Dates are extracted as entities early in the pipeline to prevent the fraction normalizer from misinterpreting date separators (e.g., 15/08 as a fraction).
Supported Formats¶
| Format | Example | Notes |
|---|---|---|
| DD/MM/YYYY | 15/08/2025 |
Day first when day > 12 |
| MM/DD/YYYY | 08/15/2025 |
Month first when month <= 12 |
| YYYY-MM-DD | 2025-08-15 |
ISO format |
| DD Month YYYY | 15 August 2025 |
Full or abbreviated month names |
| Month DD, YYYY | August 15, 2025 |
Full or abbreviated month names |
Month abbreviations are also recognized: Jan, Feb, Mar, Apr, May, Jun, Jul, Aug, Sep, Oct, Nov, Dec.
DD/MM vs MM/DD Ambiguity¶
When the slash format is used and the first number is greater than 12, it is unambiguously treated as DD/MM/YYYY (day/month/year). When both numbers are 12 or less, the format is treated as MM/DD/YYYY.

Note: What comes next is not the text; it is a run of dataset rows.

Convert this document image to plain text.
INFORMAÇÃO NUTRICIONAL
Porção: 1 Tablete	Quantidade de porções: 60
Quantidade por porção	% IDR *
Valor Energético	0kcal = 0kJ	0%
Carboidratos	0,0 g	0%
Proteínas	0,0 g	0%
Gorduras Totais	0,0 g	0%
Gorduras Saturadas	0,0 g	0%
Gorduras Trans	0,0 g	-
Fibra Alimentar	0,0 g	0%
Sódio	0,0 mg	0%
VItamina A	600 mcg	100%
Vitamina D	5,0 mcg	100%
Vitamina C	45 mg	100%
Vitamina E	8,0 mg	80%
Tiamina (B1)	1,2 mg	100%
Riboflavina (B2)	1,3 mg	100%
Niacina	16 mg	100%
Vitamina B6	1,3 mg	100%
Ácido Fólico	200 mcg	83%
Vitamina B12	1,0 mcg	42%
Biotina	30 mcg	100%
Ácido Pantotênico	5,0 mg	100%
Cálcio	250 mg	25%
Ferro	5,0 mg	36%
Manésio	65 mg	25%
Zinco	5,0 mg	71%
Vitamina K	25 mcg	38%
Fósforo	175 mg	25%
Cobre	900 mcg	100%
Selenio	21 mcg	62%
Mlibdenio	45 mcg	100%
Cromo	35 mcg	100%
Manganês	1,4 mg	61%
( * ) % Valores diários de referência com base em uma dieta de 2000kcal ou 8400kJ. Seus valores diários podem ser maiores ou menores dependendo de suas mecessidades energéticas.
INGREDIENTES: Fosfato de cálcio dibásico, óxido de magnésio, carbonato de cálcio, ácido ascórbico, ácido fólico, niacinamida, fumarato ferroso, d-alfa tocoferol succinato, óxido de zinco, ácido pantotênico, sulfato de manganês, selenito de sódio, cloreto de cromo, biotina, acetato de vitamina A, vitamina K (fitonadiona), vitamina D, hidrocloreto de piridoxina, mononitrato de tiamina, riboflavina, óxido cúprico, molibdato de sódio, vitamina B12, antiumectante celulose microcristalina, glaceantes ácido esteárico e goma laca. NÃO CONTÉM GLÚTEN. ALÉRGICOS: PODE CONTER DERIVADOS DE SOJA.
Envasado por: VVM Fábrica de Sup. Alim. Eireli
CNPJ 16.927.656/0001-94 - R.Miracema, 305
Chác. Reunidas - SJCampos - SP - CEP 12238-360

| Input | Interpretation | Reason |
|---|---|---|
15/08/2025 |
DD/MM/YYYY | 15 cannot be a month |
08/15/2025 |
MM/DD/YYYY | 15 cannot be a month |
05/08/2025 |
MM/DD/YYYY | Ambiguous -- defaults to MM/DD |
English Output¶
from revo_norm import normalize_text
# Slash format (DD/MM, day > 12)
normalize_text("15/08/2025", language="en")
# "fifteen of August two thousand twenty five"

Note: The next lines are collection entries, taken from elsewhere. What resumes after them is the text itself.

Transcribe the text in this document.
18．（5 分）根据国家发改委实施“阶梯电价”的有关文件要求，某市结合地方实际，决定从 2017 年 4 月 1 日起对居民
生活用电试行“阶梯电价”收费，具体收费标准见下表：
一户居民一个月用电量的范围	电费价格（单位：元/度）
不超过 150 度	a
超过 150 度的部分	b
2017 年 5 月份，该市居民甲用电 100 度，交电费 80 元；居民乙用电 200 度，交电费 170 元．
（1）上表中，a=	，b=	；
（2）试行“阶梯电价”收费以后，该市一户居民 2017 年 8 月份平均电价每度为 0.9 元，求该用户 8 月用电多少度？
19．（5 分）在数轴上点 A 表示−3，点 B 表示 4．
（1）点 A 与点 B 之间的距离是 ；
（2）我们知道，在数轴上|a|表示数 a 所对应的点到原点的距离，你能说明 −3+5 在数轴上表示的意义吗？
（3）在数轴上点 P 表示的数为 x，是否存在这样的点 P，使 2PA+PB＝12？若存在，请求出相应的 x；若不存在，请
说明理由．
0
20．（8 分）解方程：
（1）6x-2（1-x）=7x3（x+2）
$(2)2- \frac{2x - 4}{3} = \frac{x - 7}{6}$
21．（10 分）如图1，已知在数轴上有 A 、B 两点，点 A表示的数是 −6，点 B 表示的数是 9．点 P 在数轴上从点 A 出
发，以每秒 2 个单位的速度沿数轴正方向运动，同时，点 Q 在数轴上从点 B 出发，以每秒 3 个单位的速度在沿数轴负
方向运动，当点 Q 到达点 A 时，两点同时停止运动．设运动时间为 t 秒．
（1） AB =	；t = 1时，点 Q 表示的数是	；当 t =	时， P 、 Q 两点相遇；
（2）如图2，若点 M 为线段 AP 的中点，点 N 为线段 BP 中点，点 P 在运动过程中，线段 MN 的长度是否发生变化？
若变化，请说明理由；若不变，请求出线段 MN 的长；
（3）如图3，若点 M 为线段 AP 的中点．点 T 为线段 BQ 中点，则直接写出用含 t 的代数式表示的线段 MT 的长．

# Slash format (MM/DD, ambiguous)
normalize_text("08/15/2025", language="en")
# "August fifteen, two thousand twenty five"
# ISO format (YYYY-MM-DD)
normalize_text("2025-08-15", language="en")
# "August the fifteenth, two thousand twenty five"
Malay Output¶
Malay uses localized month names and Malay number-to-words conversion.
Malay Month Names¶
| Number | English | Malay |
|---|---|---|
| 01 | January | Januari |
| 02 | February | Februari |
| 03 | March | Mac |
| 04 | April | April |
| 05 | May | Mei |
| 06 | June | Jun |
| 07 | July | Julai |
| 08 | August | Ogos |
| 09 | September | September |
| 10 | October | Oktober |
| 11 | November | November |
| 12 | December | Disember |
from revo_norm import normalize_text
# Slash format (DD/MM)
normalize_text("15/08/2025", language="ms")

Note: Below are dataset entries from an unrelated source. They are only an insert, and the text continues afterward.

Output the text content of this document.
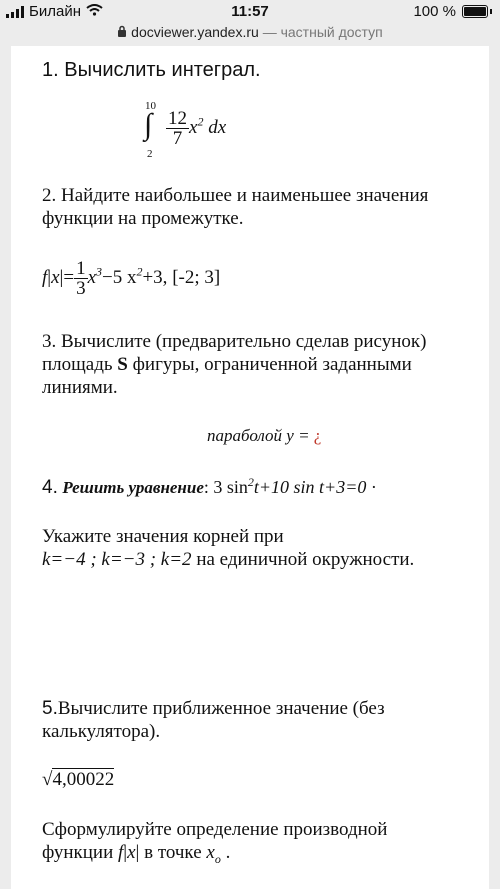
Билайн	11:57	100 %
docviewer.yandex.ru — частный доступ
1. Вычислить интеграл.
10
∫
2
$\frac{12}{7} x^2$ dx
2. Найдите наибольшее и наименьшее значения функции на промежутке.
$f|x|= \frac{1}{3} x^3-5$ $x^2+3$, [-2; 3]
3. Вычислите (предварительно сделав рисунок) площадь S фигуры, ограниченной заданными линиями.
параболой y = ¿
4. Решить уравнение: 3 $\sin^2t+10$ sin t+3=0 ·
Укажите значения корней при
k=−4 ; k=−3 ; k=2 на единичной окружности.
5.Вычислите приближенное значение (без калькулятора).
√4,00022
Сформулируйте определение производной функции f|x| в точке $x_o$ .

# "lima belas Ogos dua ribu dua puluh lima"
# Slash format (MM/DD, ambiguous)
normalize_text("08/15/2025", language="ms")
# "Ogos lima belas, dua ribu dua puluh lima"
# ISO format (YYYY-MM-DD)
normalize_text("2025-08-15", language="ms")
# "lima belas Ogos dua ribu dua puluh lima"
How to Disable¶
from revo_norm import normalize_text
# Disable date normalization
result = normalize_text("15/08/2025", language="en", disable=["dates"])
# The date is still extracted as an entity for protection,
# but restored as the original text instead of spoken form.
# Use minimal profile (dates not spoken)
result = normalize_text("15/08/2025", language="en", profile="minimal")
When dates are disabled, they are still extracted from the text to protect them from being mangled by other normalizers (e.g., the fraction normalizer). However, they are restored as their original text rather than converted to spoken form.
Edge Cases¶
- Two-digit years:
15/08/25is matched, but four-digit years produce better spoken output. - Single-digit day/month:
5/8/2025is recognized the same as05/08/2025. - Month name variations: Both
AugandAugustare recognized. The full name is used in output. - Trailing dot on month:
Aug. 15, 2025is recognized. - Date vs fraction conflict: Dates are extracted before fractions run, so
15/08/2025is never misinterpreted as a fraction. - Dates in URLs: URL extraction runs before date extraction, so dates inside URLs are handled as part of the URL, not as standalone dates.